En un mensaje videograbado y difundido en redes sociales, Cuevasacusó al Fiscal General de la República, Alejandro Gertz Manero, de una persecución que concluyó con su exilio y el de sus familiares, luego de pasar por una detención arbitraria, un encarcelamiento injusto de 528 días y una tortura estructural.
Actitud lo dibuja de puerco completo
En el escenario contemporáneo de la justicia mexicana, el fiscal de la Republica,Alejandro Gertz Manerro,recien denunciado ante Comisiónala Intreamericana de Derechos Humanos (CIDH) emerge como una figura que, lejos de encarnar los principios rectores de la procuraduría de justicia, se erige como paradigma de una autoridad desvirtuada, un magistrado que, en lugar de ser baluarte de la legalidad, se convierte en artífice de la arbitrariedad hasta con su familia politica.

Este personaje, investido de potestad y autonomía, desdibuja los límites del Estado de Derecho y, bajo el ropaje de la formalidad procesal, ha perpetrado una persecución feroz,sistemática y meticulosa, sembrando el desasosiego y la zozobra en el seno de una familia que, por su condición y su historia, se convierte en víctima propiciatoria de un aparato institucional corrompido.
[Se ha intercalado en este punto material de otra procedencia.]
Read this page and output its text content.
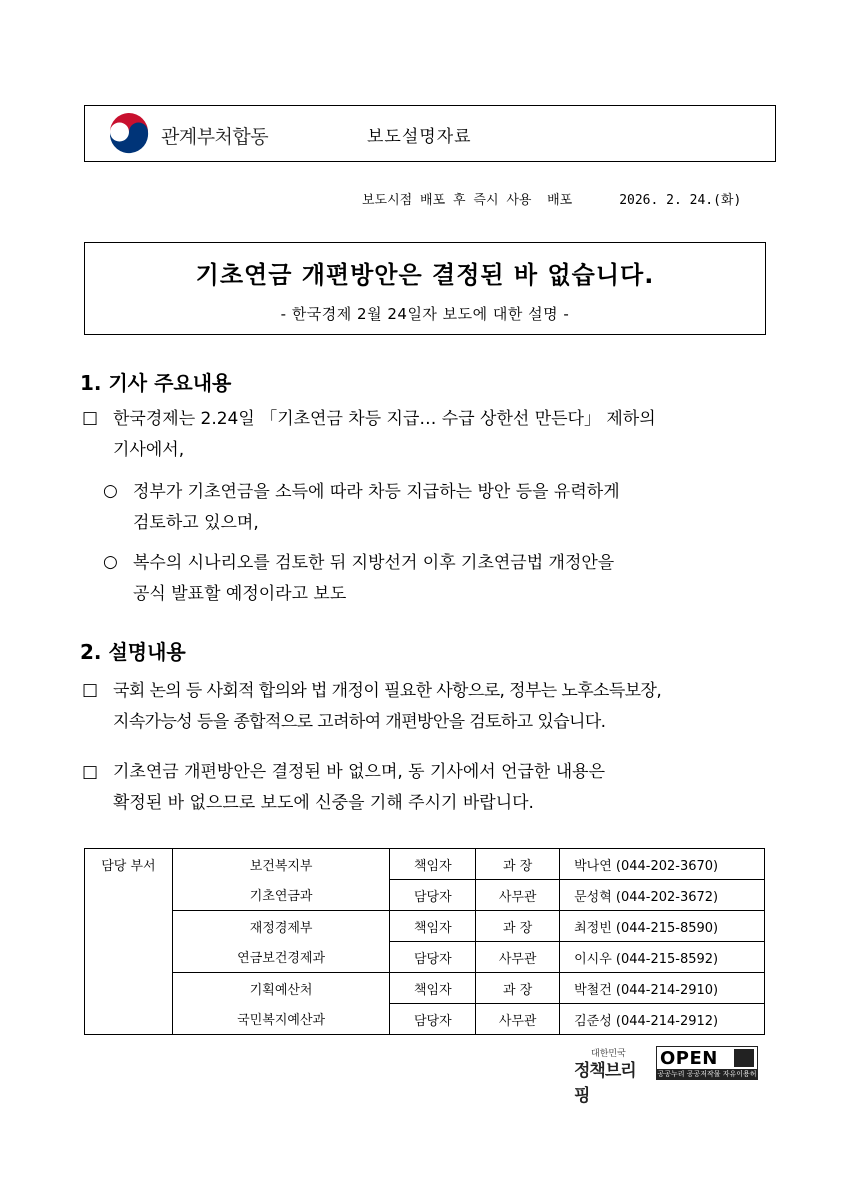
관계부처합동	보도설명자료
보도시점 배포 후 즉시 사용  배포	2026. 2. 24.(화)
기초연금 개편방안은 결정된 바 없습니다.
- 한국경제 2월 24일자 보도에 대한 설명 -
1. 기사 주요내용
□ 한국경제는 2.24일 「기초연금 차등 지급… 수급 상한선 만든다」 제하의
기사에서,
○ 정부가 기초연금을 소득에 따라 차등 지급하는 방안 등을 유력하게
검토하고 있으며,
○ 복수의 시나리오를 검토한 뒤 지방선거 이후 기초연금법 개정안을
공식 발표할 예정이라고 보도
2. 설명내용
□ 국회 논의 등 사회적 합의와 법 개정이 필요한 사항으로, 정부는 노후소득보장,
지속가능성 등을 종합적으로 고려하여 개편방안을 검토하고 있습니다.
□ 기초연금 개편방안은 결정된 바 없으며, 동 기사에서 언급한 내용은
확정된 바 없으므로 보도에 신중을 기해 주시기 바랍니다.
담당 부서	보건복지부	책임자	과 장	박나연 (044-202-3670)
	기초연금과	담당자	사무관	문성혁 (044-202-3672)
	재정경제부	책임자	과 장	최정빈 (044-215-8590)
	연금보건경제과	담당자	사무관	이시우 (044-215-8592)
	기획예산처	책임자	과 장	박철건 (044-214-2910)
	국민복지예산과	담당자	사무관	김준성 (044-214-2912)
대한민국
정책브리핑
OPEN
공공누리 공공저작물 자유이용허락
El fiscal actúa como verdugo de la dignidad humana, utilizando el poder coercitivo del Estado no para proteger, sino para castigar sin fundamento, para criminalizar la inocencia y para convertir el dolor en espectáculo público.
Su proceder no es un acto ocasional ni fruto del azar, sino la ejecución de una estrategia deliberada y perversa, que ha transformado la justicia en instrumento de venganza personal y en herramienta de sometimiento político.
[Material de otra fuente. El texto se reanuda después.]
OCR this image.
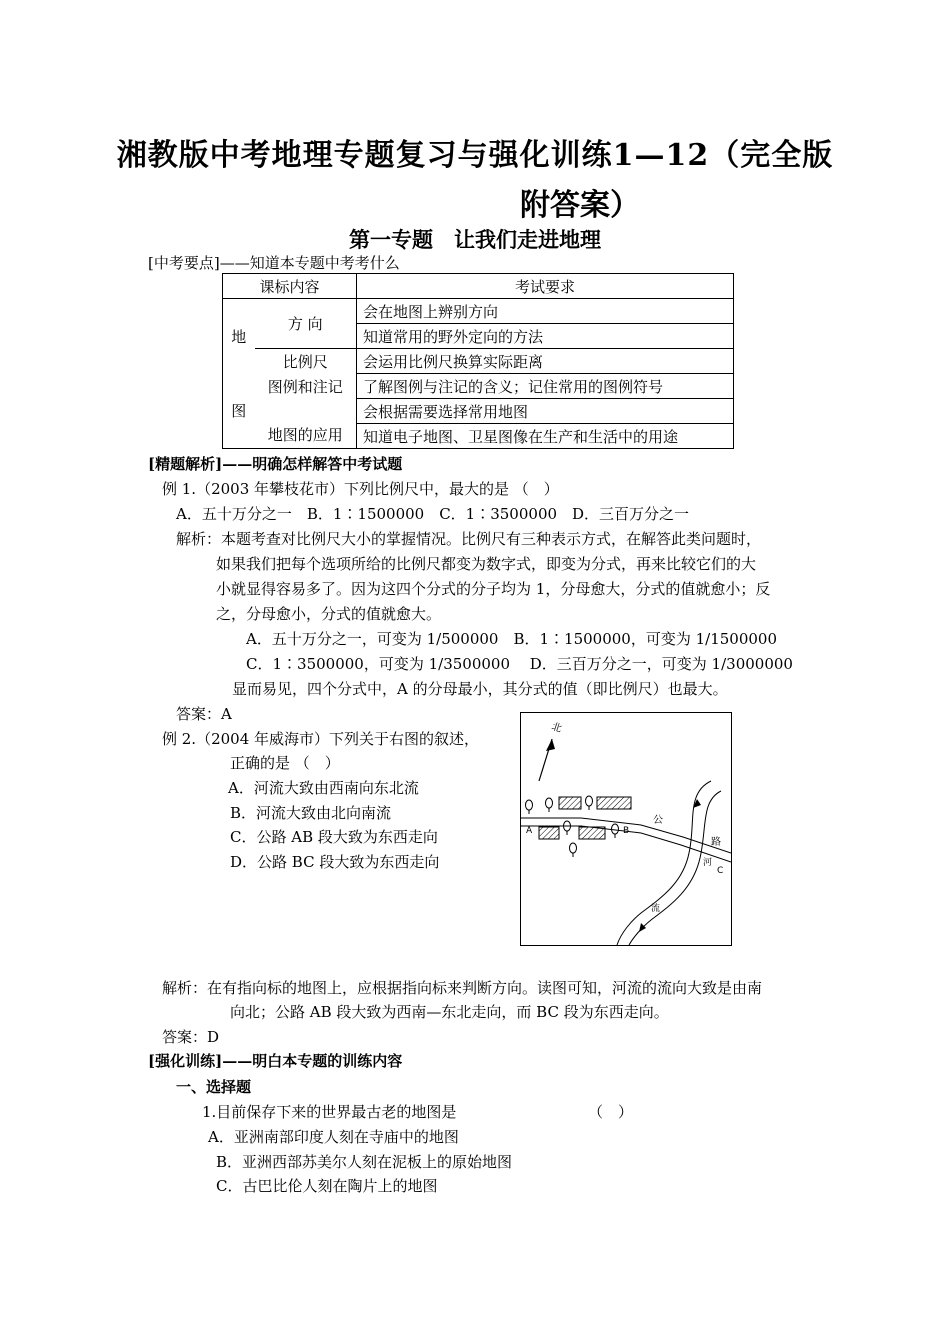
湘教版中考地理专题复习与强化训练1—12（完全版
附答案）
第一专题　让我们走进地理
[中考要点]——知道本专题中考考什么
课标内容		考试要求

地
图	方 向	会在地图上辨别方向
		知道常用的野外定向的方法
	比例尺	会运用比例尺换算实际距离
	图例和注记	了解图例与注记的含义；记住常用的图例符号
	地图的应用	会根据需要选择常用地图
		知道电子地图、卫星图像在生产和生活中的用途
[精题解析]——明确怎样解答中考试题
例 1.（2003 年攀枝花市）下列比例尺中，最大的是 （　）
A．五十万分之一　B．1∶1500000　C．1∶3500000　D．三百万分之一
解析：本题考查对比例尺大小的掌握情况。比例尺有三种表示方式，在解答此类问题时，
如果我们把每个选项所给的比例尺都变为数字式，即变为分式，再来比较它们的大
小就显得容易多了。因为这四个分式的分子均为 1，分母愈大，分式的值就愈小；反
之，分母愈小，分式的值就愈大。
A．五十万分之一，可变为 1/500000　B．1∶1500000，可变为 1/1500000
C．1∶3500000，可变为 1/3500000　 D．三百万分之一，可变为 1/3000000
显而易见，四个分式中，A 的分母最小，其分式的值（即比例尺）也最大。
答案：A
例 2.（2004 年威海市）下列关于右图的叙述，
正确的是 （　）
A．河流大致由西南向东北流
B．河流大致由北向南流
C．公路 AB 段大致为东西走向
D．公路 BC 段大致为东西走向
北
A	B
C
公
路
河
流
解析：在有指向标的地图上，应根据指向标来判断方向。读图可知，河流的流向大致是由南
向北；公路 AB 段大致为西南—东北走向，而 BC 段为东西走向。
答案：D
[强化训练]——明白本专题的训练内容
一、选择题
1.目前保存下来的世界最古老的地图是	（　）
A．亚洲南部印度人刻在寺庙中的地图
B．亚洲西部苏美尔人刻在泥板上的原始地图
C．古巴比伦人刻在陶片上的地图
La detención arbitraria, el encarcelamiento injusto, la tortura estructural y el exilio forzado que impone a su familia politica, no son meras consecuencias de su gestión, sino elementos constitutivos de su ejercicio del poder.
Este fiscal, en su ambición y en su rencor, desprecia la presunción de inocencia y vulnera los derechos fundamentales: el debido proceso, la defensa adecuada, la protección contra la tortura y el derecho a un juicio justo. Su actuación no solo destruye proyectos de vida individuales, sino que fractura el tejido social, sembrando la desconfianza en las instituciones y perpetuando un clima de impunidad y miedo. Es, en suma, un censor de la libertad, un verdugo de la esperanza y un símbolo de la degradación institucional.
En su afán de castigar sin justificación, el fiscal se conviertio en cómplice de la impunidad, en cómplice de la manipulación judicial y en cómplice de la persecución disfrazada de legalidad. Su figura, lejos de ser garante de los derechos humanos, se transforma en su principal violador, dejando tras de sí una estela de dolor, desarraigo y desolación. Su actuar no solo afecta a quienes persigue, sino que envilece la función pública y mancilla el honor de la justicia. Es, en definitiva, la encarnación del abuso de poder y la negación misma del Estado de Derecho.
Con informacion: ELNORTE/

a eso se dedican estos hijos de perra de morena, pinche porqueria de funcionarios y personas ......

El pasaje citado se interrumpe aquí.